Actually, I’m not a huge fan of Adam Sandler. Yes, that’s right, I don’t really like Adam Sandler. In fact, I don’t really like comedians in general. Although, perhaps that’s a bit of an overstatement. I honestly don’t know what exactly Sandler did to annoy me. In real life, I’d probably fall in love with him. But why I can’t in real life, I don’t know. Maybe for me, American comedy feels like a sort of afterlife genre. It’s not funny, it’s silly and… well, okay, okay, I’m generalizing… Anyway, I don’t know. Movies with Sandler never really appealed to me. And that was enough for me not to watch them too often. But. In Click, Kate Beckinsale starred. And the plot intrigued me with its fantasy element. Well, never mind, with Sandler. If he messes it up, Kate will pull it off. And Christopher Walken is in it too. Interesting.

Comedy.

It’s surprising who classifies these films. Not a single funny moment throughout the entire film, but I was crying almost all through the second half. I’m sitting there, holding a pillow to myself with one hand, and with the other, wiping mascara off my cheeks. Honestly, I flooded all of Oakland. It’s an incredibly sad movie about a guy who gets a universal remote, and with it, he starts skipping over unpleasant events—sickness, scandals with his wife, waiting for a promotion… but the remote, damn it, starts remembering the “settings” and unexpectedly starts skipping the bad stuff—illnesses, expectations, scandals… Before he knows it, he dies of a heart attack after his son’s wedding (who was just a child a few days ago) in the rain on the asphalt. Along the way, he gains about four times his weight, battles cancer, loses weight after the illness, loses his beloved wife, misses his father’s death… In short, it’s a deeply sad story, and the worst part is he can’t do anything about it, the remote sets itself up and fast-forwards his life, not letting him change a thing…
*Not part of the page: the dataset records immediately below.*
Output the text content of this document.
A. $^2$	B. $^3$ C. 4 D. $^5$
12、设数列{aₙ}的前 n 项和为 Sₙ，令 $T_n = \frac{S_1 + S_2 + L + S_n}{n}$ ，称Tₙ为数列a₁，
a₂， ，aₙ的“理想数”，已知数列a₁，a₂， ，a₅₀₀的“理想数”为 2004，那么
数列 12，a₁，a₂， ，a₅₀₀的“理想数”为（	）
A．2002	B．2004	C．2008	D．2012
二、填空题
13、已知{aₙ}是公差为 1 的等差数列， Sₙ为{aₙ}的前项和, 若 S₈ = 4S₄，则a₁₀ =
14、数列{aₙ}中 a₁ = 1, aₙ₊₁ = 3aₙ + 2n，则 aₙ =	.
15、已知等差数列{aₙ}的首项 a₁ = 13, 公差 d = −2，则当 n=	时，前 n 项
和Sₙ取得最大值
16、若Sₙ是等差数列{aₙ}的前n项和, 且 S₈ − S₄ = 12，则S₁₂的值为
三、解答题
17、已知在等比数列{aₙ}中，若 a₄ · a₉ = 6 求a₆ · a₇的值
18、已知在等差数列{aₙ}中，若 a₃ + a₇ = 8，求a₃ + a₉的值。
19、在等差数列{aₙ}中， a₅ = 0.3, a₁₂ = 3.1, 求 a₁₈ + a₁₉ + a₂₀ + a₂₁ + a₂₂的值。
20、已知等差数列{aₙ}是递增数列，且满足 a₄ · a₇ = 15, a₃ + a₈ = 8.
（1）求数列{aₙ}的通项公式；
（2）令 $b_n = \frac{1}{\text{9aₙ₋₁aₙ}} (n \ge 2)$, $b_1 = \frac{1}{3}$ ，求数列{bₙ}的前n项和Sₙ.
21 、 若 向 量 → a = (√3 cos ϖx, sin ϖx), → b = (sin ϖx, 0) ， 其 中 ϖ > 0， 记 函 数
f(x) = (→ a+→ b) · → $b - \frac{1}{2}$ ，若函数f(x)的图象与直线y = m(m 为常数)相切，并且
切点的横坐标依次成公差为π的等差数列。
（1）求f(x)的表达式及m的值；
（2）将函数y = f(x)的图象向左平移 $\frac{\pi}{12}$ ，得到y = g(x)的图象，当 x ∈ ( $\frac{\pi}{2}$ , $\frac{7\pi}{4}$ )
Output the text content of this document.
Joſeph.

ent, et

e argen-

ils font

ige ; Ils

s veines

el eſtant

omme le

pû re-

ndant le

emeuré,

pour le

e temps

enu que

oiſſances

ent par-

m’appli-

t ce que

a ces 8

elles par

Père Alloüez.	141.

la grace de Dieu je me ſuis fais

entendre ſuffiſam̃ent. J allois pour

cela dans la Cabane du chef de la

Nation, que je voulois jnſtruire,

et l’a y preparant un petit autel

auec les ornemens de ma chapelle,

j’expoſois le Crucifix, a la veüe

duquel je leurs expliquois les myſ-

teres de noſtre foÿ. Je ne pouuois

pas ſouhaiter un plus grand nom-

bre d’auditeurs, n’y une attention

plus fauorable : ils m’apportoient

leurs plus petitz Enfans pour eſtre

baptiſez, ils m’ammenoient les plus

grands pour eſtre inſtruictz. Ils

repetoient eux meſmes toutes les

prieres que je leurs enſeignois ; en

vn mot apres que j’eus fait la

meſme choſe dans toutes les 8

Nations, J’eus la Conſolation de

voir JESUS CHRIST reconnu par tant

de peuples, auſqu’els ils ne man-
In the end, of course, everything turns out well, but for a while after the movie, the sound of the words “where are you speeding through your life?” still rings in your head like a hammer strike. On one hand, of course, I’m learning to enjoy every moment. I especially try not to avoid the joys of life, expressing love for the people close to me as best I can. But still, sometimes I catch myself thinking that everything is just slipping by, and only time seems to be flying as if fast-forwarded by a magical universal remote. And then, suddenly, you’re an adult. And suddenly, your mom is gone. And I didn’t get to tell her how much I love her. And suddenly, I’m divorced. Suddenly, I’m sitting in a bathtub with a razor in my hand. Suddenly, I’m in a different country. Suddenly, I’m alone again. Suddenly—I don’t know what will happen next. But I don’t want to fly through time with the remote in hand, missing the moments of joy in this amazing life.